Wo stehen wir jetzt?
Wir haben es geschafft, die Wechseljahre aus der Tabu-Ecke zu holen. Mir persönlich fällt auf, dass es mir sehr viel leichter fällt, über die Thematik zu sprechen und mit Kolleg*innen dazu in den Austausch zu kommen. Übrigens fällts mir auch privat viel leichter, vermeintlich „peinliche“ Dinge anzusprechen! 😉
Und weil wir gemerkt haben, wie viel mehr Qualität im Miteinander es bringt, wenn wir über unterschiedliche Aspekte aufgeklärt sind, haben wir eine ganze e-learning Reihe zu den Wechseljahren produziert! Diese veröffentlichen wir gerade sukzessive und merken auch hier wieder das große Interesse unserer Kolleg*innen. Wer weiß, vielleicht erreichen wir so auch noch mehr Männer! Warum wollen wir das überhaupt? Nun ja – jede*r Mann hat eine Mutter – und die meisten finden in ihrem Umfeld weitere Frauen, die irgendwann dann auch in den Wechseljahren sein werden – Tanten; Cousinen; Schwestern; Kolleginnen; Freundinnen; (…). Da lohnt es sich doch, mehr über diese wichtige Lebensphase zu wissen, oder?

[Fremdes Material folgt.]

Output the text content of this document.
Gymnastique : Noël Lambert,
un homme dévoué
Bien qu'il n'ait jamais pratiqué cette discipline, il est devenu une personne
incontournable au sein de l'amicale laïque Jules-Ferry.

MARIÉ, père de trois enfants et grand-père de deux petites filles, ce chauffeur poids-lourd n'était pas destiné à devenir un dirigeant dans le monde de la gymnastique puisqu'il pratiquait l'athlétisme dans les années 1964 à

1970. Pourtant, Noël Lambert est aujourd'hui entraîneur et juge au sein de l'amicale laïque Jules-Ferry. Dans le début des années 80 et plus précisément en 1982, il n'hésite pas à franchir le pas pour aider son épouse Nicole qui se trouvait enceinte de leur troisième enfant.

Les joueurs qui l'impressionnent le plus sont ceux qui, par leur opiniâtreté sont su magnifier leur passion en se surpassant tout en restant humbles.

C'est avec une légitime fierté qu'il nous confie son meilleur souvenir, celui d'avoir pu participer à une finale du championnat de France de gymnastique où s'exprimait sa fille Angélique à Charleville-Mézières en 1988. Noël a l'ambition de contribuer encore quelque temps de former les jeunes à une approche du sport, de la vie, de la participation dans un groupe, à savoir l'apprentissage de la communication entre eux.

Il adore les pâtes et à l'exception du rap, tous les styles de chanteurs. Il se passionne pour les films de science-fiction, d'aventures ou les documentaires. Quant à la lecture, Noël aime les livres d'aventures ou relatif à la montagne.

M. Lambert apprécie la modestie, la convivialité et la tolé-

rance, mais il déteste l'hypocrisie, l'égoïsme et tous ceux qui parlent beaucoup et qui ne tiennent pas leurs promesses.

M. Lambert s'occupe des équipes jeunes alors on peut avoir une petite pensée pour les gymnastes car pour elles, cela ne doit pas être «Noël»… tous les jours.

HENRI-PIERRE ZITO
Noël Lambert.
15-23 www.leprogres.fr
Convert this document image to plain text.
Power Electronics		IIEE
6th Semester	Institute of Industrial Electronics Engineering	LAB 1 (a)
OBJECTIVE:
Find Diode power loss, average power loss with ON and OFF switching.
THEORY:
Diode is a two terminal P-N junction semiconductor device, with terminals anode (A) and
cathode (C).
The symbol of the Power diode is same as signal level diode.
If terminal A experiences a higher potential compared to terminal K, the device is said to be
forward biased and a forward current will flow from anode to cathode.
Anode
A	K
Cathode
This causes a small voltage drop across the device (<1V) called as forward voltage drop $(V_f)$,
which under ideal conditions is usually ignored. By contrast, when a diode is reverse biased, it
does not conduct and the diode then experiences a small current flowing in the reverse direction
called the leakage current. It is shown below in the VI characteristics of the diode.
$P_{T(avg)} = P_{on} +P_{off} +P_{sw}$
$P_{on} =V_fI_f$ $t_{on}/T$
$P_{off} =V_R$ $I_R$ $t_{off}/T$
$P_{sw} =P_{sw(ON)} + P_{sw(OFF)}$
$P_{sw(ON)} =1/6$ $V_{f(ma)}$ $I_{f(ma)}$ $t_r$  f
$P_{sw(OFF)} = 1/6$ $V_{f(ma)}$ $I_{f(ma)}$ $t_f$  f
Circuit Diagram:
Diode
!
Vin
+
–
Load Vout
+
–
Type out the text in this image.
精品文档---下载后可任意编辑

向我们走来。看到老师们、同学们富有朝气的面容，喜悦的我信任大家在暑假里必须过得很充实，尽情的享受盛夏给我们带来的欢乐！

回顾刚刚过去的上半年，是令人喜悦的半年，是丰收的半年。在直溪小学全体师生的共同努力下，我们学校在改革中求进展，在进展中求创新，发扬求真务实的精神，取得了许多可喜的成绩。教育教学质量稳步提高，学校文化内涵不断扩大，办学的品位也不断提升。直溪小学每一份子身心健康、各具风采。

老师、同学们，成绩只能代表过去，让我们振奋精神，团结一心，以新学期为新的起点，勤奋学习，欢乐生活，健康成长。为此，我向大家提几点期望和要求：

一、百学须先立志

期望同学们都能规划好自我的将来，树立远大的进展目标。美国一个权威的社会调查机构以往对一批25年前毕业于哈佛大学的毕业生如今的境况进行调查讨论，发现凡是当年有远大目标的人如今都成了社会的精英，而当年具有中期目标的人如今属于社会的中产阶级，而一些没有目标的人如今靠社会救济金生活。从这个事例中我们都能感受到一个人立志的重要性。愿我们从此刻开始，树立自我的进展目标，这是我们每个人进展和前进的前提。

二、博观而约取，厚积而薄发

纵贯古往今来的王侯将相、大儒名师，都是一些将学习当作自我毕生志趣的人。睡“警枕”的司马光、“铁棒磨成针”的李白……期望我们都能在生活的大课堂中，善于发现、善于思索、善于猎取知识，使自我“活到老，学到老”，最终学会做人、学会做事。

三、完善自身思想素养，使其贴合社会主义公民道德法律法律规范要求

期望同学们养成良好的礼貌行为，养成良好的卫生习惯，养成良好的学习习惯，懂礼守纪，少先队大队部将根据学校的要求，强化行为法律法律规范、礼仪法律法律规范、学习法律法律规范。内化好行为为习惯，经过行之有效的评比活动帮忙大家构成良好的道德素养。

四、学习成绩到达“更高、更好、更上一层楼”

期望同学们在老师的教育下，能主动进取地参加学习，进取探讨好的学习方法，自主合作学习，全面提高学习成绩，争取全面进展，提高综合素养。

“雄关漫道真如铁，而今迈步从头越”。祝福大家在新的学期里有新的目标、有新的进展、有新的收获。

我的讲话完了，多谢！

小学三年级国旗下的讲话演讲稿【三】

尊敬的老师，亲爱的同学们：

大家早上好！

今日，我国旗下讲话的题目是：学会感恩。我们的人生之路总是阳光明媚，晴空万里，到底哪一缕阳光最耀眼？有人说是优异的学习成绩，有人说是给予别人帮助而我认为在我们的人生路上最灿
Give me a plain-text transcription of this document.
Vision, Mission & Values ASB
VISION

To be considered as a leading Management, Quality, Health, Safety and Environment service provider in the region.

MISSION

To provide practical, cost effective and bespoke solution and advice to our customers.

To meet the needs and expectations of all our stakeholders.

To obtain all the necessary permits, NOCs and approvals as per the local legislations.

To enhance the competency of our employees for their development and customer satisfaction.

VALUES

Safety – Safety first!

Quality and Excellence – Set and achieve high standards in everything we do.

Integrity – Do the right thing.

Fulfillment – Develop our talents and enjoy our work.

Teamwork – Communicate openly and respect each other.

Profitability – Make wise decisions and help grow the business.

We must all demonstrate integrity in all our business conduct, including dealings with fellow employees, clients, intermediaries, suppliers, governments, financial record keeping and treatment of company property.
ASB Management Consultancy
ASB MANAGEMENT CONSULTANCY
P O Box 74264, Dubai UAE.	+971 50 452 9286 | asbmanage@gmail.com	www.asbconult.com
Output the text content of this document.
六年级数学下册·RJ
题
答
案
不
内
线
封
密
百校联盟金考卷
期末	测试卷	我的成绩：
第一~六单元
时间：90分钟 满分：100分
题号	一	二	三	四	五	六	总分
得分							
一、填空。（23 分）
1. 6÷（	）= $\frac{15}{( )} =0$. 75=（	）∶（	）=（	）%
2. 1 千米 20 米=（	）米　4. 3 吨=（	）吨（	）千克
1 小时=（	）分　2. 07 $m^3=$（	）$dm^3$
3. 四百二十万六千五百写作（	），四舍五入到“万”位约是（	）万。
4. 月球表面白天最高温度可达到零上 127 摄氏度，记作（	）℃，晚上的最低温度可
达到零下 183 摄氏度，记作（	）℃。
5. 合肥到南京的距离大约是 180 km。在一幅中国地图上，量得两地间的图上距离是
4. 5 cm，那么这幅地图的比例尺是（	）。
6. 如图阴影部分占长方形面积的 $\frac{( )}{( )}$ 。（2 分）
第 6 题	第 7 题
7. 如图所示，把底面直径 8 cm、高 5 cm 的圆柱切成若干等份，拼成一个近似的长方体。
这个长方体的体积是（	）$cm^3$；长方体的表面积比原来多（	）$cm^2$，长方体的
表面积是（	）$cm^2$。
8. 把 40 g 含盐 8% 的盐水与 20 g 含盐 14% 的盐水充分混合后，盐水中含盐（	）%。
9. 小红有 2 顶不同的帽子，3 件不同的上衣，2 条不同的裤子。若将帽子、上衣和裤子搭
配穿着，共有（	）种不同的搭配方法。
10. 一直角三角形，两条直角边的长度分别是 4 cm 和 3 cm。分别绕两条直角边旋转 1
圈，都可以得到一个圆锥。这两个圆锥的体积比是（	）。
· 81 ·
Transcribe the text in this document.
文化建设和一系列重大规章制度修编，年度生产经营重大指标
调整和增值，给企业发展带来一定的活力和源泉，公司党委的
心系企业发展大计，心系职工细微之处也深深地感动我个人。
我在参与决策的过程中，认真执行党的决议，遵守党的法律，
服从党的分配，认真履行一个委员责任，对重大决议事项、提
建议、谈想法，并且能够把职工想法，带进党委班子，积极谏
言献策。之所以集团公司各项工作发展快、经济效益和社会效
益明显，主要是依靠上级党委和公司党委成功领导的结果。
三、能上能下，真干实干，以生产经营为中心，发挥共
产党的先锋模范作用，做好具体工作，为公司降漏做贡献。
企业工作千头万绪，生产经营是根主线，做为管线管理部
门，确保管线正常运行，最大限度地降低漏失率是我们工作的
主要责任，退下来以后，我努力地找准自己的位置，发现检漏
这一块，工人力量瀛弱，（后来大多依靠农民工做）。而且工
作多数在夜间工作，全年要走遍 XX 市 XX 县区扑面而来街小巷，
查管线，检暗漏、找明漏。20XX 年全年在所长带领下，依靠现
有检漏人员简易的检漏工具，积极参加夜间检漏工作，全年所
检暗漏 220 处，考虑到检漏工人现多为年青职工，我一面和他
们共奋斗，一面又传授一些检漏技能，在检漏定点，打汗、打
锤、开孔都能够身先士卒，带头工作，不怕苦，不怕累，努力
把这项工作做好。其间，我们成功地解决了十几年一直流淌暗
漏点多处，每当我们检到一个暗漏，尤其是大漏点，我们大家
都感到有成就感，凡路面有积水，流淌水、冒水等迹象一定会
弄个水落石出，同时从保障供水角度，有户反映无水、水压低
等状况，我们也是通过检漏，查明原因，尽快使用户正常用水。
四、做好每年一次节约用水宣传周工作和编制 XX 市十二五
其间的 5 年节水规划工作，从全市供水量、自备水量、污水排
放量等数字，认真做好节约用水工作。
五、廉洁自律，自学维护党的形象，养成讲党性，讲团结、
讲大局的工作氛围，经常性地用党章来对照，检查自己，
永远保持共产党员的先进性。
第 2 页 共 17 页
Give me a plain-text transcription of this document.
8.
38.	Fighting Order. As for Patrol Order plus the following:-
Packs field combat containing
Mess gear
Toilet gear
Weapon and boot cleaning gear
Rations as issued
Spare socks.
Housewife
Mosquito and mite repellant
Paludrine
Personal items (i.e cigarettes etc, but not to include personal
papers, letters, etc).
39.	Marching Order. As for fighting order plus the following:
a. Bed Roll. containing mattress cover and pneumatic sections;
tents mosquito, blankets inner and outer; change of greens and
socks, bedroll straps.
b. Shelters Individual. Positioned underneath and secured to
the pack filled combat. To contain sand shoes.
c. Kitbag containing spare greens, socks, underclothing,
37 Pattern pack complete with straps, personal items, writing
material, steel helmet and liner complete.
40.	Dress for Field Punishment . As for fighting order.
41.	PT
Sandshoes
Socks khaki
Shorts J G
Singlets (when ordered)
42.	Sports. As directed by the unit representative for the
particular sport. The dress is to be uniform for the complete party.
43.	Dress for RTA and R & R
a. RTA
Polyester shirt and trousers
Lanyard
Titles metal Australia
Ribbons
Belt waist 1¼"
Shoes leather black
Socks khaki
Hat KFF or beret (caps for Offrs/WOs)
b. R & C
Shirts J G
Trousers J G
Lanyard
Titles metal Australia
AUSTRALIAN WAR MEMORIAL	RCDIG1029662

Es braucht aber noch eine ganze Menge mehr – praktische Unterstützungshilfen insb. für männliche Führungskräfte, das „Dranbleiben“ im Alltag, die Aufklärung für junge Kolleg*innen. Am liebsten würde ich meine Tasche packen und gemeinsam mit Susanne zu anderen Firmen wandern, um zu berichten, warum diese Thematik so relevant ist. Und warum es sich schlicht und ergreifend rechnet, wechseljahresbedingten Arbeitsausfällen (und damit meine ich gar nicht nur die klassischen Tage, an denen wir uns arbeitsunfähig melden, sondern die viel subtileren kleinen Leistungseinbußen, zu denen es kommen kann). Auf dass noch mehr Menschen vom Wissen profitieren können. Und deutlich weniger stirnrunzelnd fragen: Die Wechseljahre sind euer Thema – echt jetzt!?